2013 veröffentlichte Vitalik Buterin ein White Paper mit dem Titel “A Next-Generation Smart Contract and Decentralized Application Plattform”[7]. Das Konzept der von Buterin vorgestellten Ethereum-Blockchain wurde von Gavin Wood (einem Mitgründer von Ethereum und später Polkadot) formalisiert und 2014 im Ethereum Yellow Paper publiziert[42]. Die erste Spezifikation der zugehörigen Smart-Contract-Programmiersprache Solidity wurde im August 2014 ebenfalls von Wood erstellt und von der Ethereum Foundation unter der Leitung von Christian Reitwiessner und seinem Team weiterentwickelt[23].
Inzwischen wird die Blockchain-Technologie als Schlüsseltechnologie hinter dem dezentralen Internet gesehen, welches unter dem Namen Web3 Bekanntheit erlangte.

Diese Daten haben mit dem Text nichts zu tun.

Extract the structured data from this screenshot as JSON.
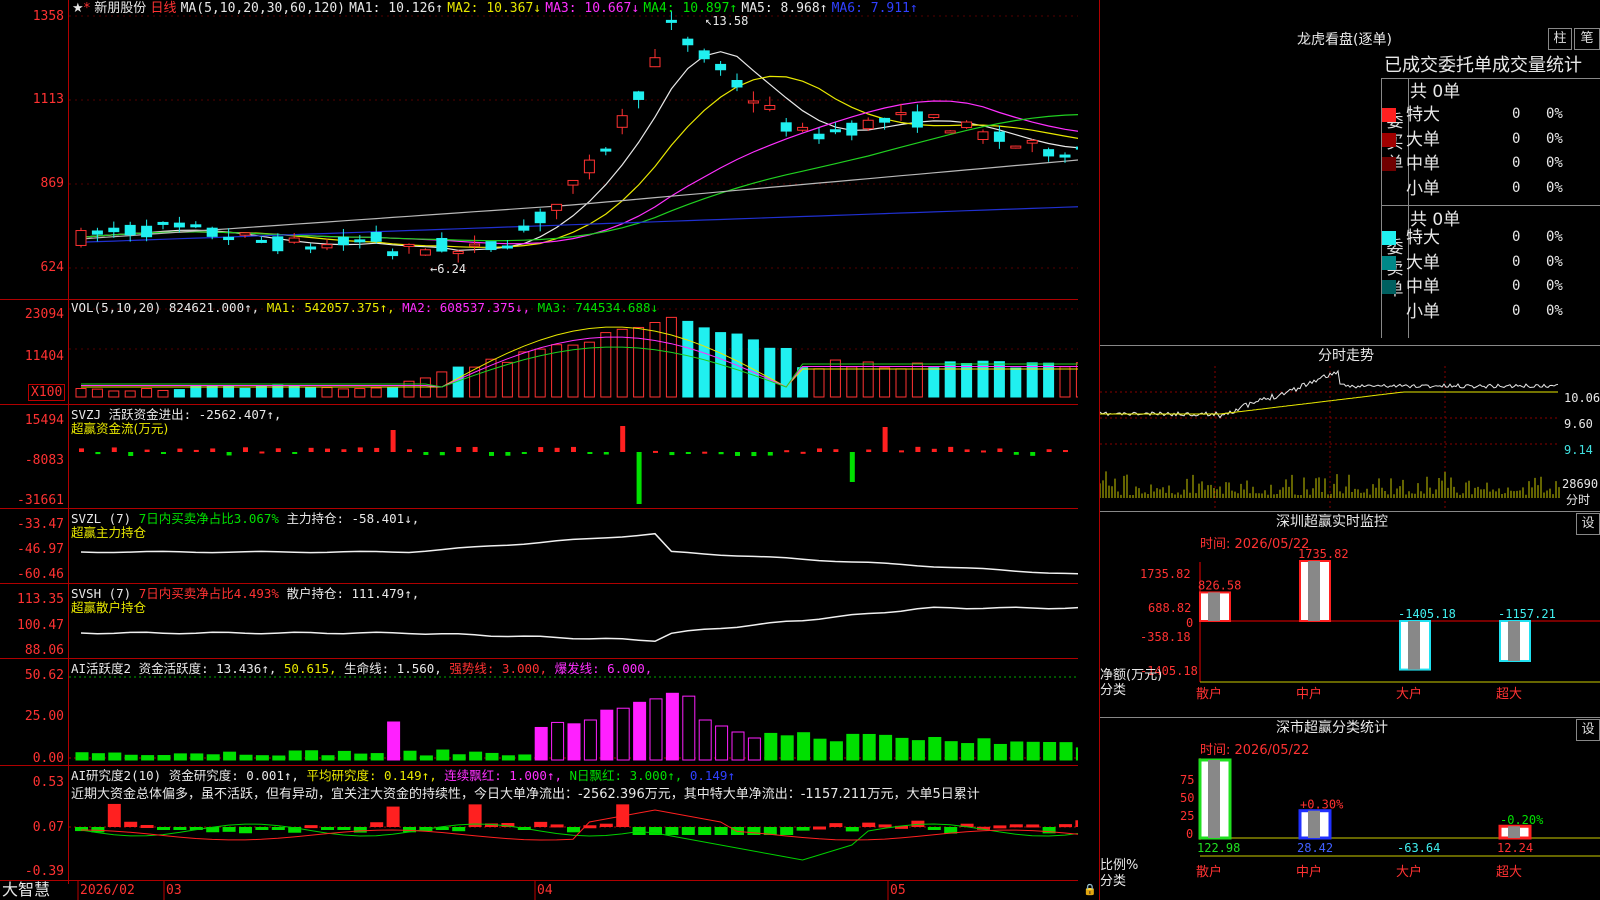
{
  "header": {
    "stock_name": "新朋股份",
    "period": "日线",
    "ma_label": "MA(5,10,20,30,60,120)",
    "ma1": "MA1: 10.126↑",
    "ma2": "MA2: 10.367↓",
    "ma3": "MA3: 10.667↓",
    "ma4": "MA4: 10.897↑",
    "ma5": "MA5: 8.968↑",
    "ma6": "MA6: 7.911↑",
    "high_mark": "13.58",
    "low_mark": "6.24"
  },
  "price_axis": [
    "1358",
    "1113",
    "869",
    "624"
  ],
  "vol": {
    "label": "VOL(5,10,20)",
    "value": "824621.000↑,",
    "ma1": "MA1: 542057.375↑,",
    "ma2": "MA2: 608537.375↓,",
    "ma3": "MA3: 744534.688↓",
    "axis": [
      "23094",
      "11404"
    ],
    "unit": "X100"
  },
  "svzj": {
    "label": "SVZJ  活跃资金进出: -2562.407↑,",
    "sub": "超赢资金流(万元)",
    "axis": [
      "15494",
      "-8083",
      "-31661"
    ]
  },
  "svzl": {
    "prefix": "SVZL (7)",
    "ratio": "7日内买卖净占比3.067%",
    "hold": "主力持仓: -58.401↓,",
    "sub": "超赢主力持仓",
    "axis": [
      "-33.47",
      "-46.97",
      "-60.46"
    ]
  },
  "svsh": {
    "prefix": "SVSH (7)",
    "ratio": "7日内买卖净占比4.493%",
    "hold": "散户持仓: 111.479↑,",
    "sub": "超赢散户持仓",
    "axis": [
      "113.35",
      "100.47",
      "88.06"
    ]
  },
  "ai_active": {
    "prefix": "AI活跃度2",
    "active": "资金活跃度: 13.436↑,",
    "v2": "50.615,",
    "life": "生命线: 1.560,",
    "strong": "强势线: 3.000,",
    "burst": "爆发线: 6.000,",
    "axis": [
      "50.62",
      "25.00",
      "0.00"
    ]
  },
  "ai_research": {
    "prefix": "AI研究度2(10)",
    "research": "资金研究度: 0.001↑,",
    "avg": "平均研究度: 0.149↑,",
    "cont": "连续飘红: 1.000↑,",
    "nday": "N日飘红: 3.000↑,",
    "last": "0.149↑",
    "comment": "近期大资金总体偏多，虽不活跃，但有异动，宜关注大资金的持续性，今日大单净流出：-2562.396万元，其中特大单净流出：-1157.211万元，大单5日累计",
    "axis": [
      "0.53",
      "0.07",
      "-0.39"
    ]
  },
  "date_axis": {
    "brand": "大智慧",
    "labels": [
      "2026/02",
      "03",
      "04",
      "05"
    ]
  },
  "dragon_tiger": {
    "title": "龙虎看盘(逐单)",
    "btn_bar": "柱",
    "btn_pen": "笔",
    "subtitle": "已成交委托单成交量统计",
    "buy_header": "共 0单",
    "buy_side": "委买单",
    "sell_header": "共 0单",
    "sell_side": "委卖单",
    "buy_rows": [
      {
        "label": "特大",
        "count": "0",
        "pct": "0%",
        "color": "#ff2020"
      },
      {
        "label": "大单",
        "count": "0",
        "pct": "0%",
        "color": "#a00000"
      },
      {
        "label": "中单",
        "count": "0",
        "pct": "0%",
        "color": "#700000"
      },
      {
        "label": "小单",
        "count": "0",
        "pct": "0%",
        "color": "#000000"
      }
    ],
    "sell_rows": [
      {
        "label": "特大",
        "count": "0",
        "pct": "0%",
        "color": "#20f0f0"
      },
      {
        "label": "大单",
        "count": "0",
        "pct": "0%",
        "color": "#008888"
      },
      {
        "label": "中单",
        "count": "0",
        "pct": "0%",
        "color": "#006060"
      },
      {
        "label": "小单",
        "count": "0",
        "pct": "0%",
        "color": "#000000"
      }
    ]
  },
  "intraday": {
    "title": "分时走势",
    "price_labels": [
      "10.06",
      "9.60",
      "9.14"
    ],
    "vol_label": "28690",
    "vol_unit": "分时"
  },
  "sz_monitor": {
    "title": "深圳超赢实时监控",
    "btn": "设",
    "time": "时间: 2026/05/22",
    "axis": [
      "1735.82",
      "688.82",
      "0",
      "-358.18",
      "-1405.18"
    ],
    "ylabel1": "净额(万元)",
    "ylabel2": "分类",
    "chart_data": {
      "type": "bar",
      "categories": [
        "散户",
        "中户",
        "大户",
        "超大"
      ],
      "values": [
        826.58,
        1735.82,
        -1405.18,
        -1157.21
      ],
      "labels": [
        "826.58",
        "1735.82",
        "-1405.18",
        "-1157.21"
      ]
    }
  },
  "sz_class": {
    "title": "深市超赢分类统计",
    "btn": "设",
    "time": "时间: 2026/05/22",
    "axis": [
      "75",
      "50",
      "25",
      "0"
    ],
    "ylabel1": "比例%",
    "ylabel2": "分类",
    "chart_data": {
      "type": "bar",
      "categories": [
        "散户",
        "中户",
        "大户",
        "超大"
      ],
      "values": [
        122.98,
        28.42,
        -63.64,
        12.24
      ],
      "changes": [
        "",
        "+0.30%",
        "",
        "-0.20%"
      ],
      "labels": [
        "122.98",
        "28.42",
        "-63.64",
        "12.24"
      ]
    }
  }
}
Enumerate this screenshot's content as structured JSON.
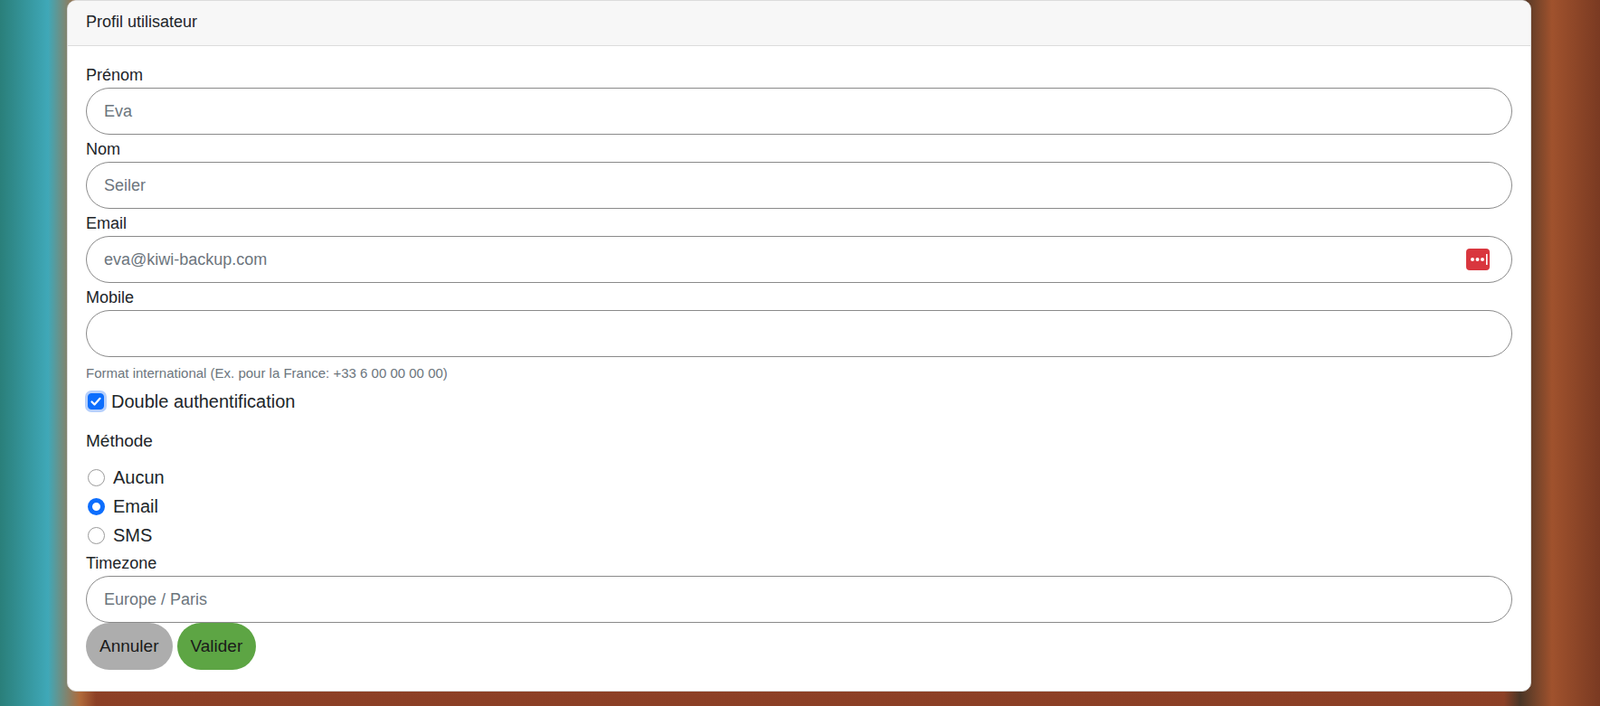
{
  "card": {
    "title": "Profil utilisateur"
  },
  "fields": [
    {
      "label": "Prénom",
      "value": "Eva",
      "kind": "text",
      "help": ""
    },
    {
      "label": "Nom",
      "value": "Seiler",
      "kind": "text",
      "help": ""
    },
    {
      "label": "Email",
      "value": "eva@kiwi-backup.com",
      "kind": "email",
      "help": ""
    },
    {
      "label": "Mobile",
      "value": "",
      "kind": "tel",
      "help": "Format international (Ex. pour la France: +33 6 00 00 00 00)"
    }
  ],
  "two_factor": {
    "label": "Double authentification",
    "checked": true
  },
  "method": {
    "label": "Méthode",
    "options": [
      {
        "label": "Aucun",
        "selected": false
      },
      {
        "label": "Email",
        "selected": true
      },
      {
        "label": "SMS",
        "selected": false
      }
    ]
  },
  "timezone": {
    "label": "Timezone",
    "value": "Europe / Paris"
  },
  "buttons": [
    {
      "label": "Annuler",
      "kind": "cancel"
    },
    {
      "label": "Valider",
      "kind": "submit"
    }
  ]
}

Gavin Wood stellte 2014 das Konzept Web3 vor und beschrieb es als ein “dezentrales Onlineökosystem, basierend auf Blockchain-Technologie”[24].
Anwendung und Beispiele
Der Anwendungsbereich der Blockchain-Technologie und von Smart Contracts hat sich ausgehend von der Finanzindustrie auf andere Branchen und Anwendungsfälle ausgeweitet. Nennenswerte Beispiele sind:
Industrial Metaverse
Das Industrial Metaverse knüpft am Gedanken von Industrie 4.0 an und repräsentiert die nächste Digitalisierungsstufe der Industrie[26]. Die Anwendung von Smart Contracts ermöglicht es hier, materielle und immaterielle Vermögensgüter digital auf einer Blockchain abzubilden und das Eigentum darüber digital zu beweisen (analog zu elektronischen Münzen in Bitcoin). Dieser Vorgang wird auch als Tokenisierung bezeichnet[33].
Ein Token im Blockchain-Kontext steht repräsentativ für ein Vermögensgut in digitaler Form (Kryptoasset) und kombiniert Informationen und übertragbare Rechte. Ein Token kann das Vermögensgut in seiner Gesamtheit repräsentieren oder nur anteilig. Da Token auf Smart Contracts basieren und durch Non-Fungible Tokens umgesetzt werden, sind sie programmierbar und automatisierbar. Werden die Eigenschaften von Token für digitale Zwillinge angewendet, so kann beispielsweise der Besitz über das Vermögensgut, für welches der digitale Zwilling steht, auch im digitalen Raum bewiesen, nachverfolgt und übertragen werden[4].
Decentralized Physical Infrastructure Networks (DePin)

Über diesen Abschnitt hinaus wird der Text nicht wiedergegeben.